Bighead and silver carp, which feed on microscopic aquatic organisms called plankton, were imported from Asia in the 1970s to cleanse sewage ponds and fish farms. They escaped into the wild and have infested the Mississippi and other major rivers. Government agencies have spent hundreds of millions of dollars on measures to shield the Great Lakes.

Scientific opinion differs on how widely the carp would spread there and their likely effect on food chains, although many warn they pose a serious risk to the lakes' $7 billion fishing industry.

"The best experiment would be to put the fish in the lake and see what happens, but we don't have that availability," said Notre Dame scientist Marion Wittmann, the article's lead author. "It wouldn't be feasible or ethical."

Instead, she and other study leaders based their findings on mathematically weighted estimates provided by 11 fish biologists and Great Lakes experts.

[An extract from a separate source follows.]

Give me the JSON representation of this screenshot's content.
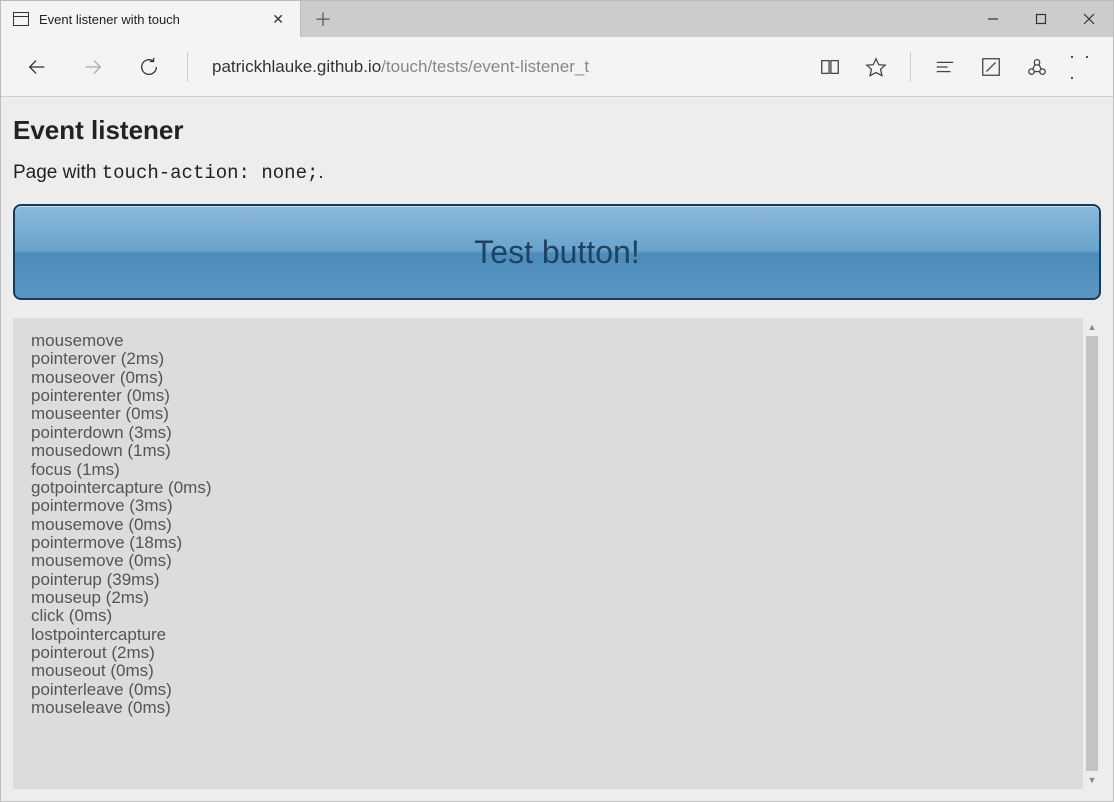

The paper concluded that if they gain a foothold in Erie, Asian carps' biomass — or combined weight, a standard measure of fish abundance — could exceed that of walleye and yellow perch combined.

Even so, it said yellow perch biomass wouldn't necessarily drop as a result and could even rise by up to 50 percent. The potential effects on walleye varied widely — from a 60 percent decline to a 40 percent jump.

One reason the native species' numbers might conceivably rise is that Asian carp larvae would provide them with a new and plentiful food source, Wittmann said.

Duane Chapman, an Asian carp specialist with the U.S. Geological Survey and one of the scientists consulted for the paper, said he didn't share its optimism about Asian carp peacefully coexisting with native fish. Studies of European lakes suggest baby perch and walleye might wind up seeking plankton in the same feeding grounds as adult carp, he said.

"If bighead and silver carp reach high abundance in the Great Lakes, in my opinion they'd have a substantial downward effect on ... young walleye and perch," Chapman said.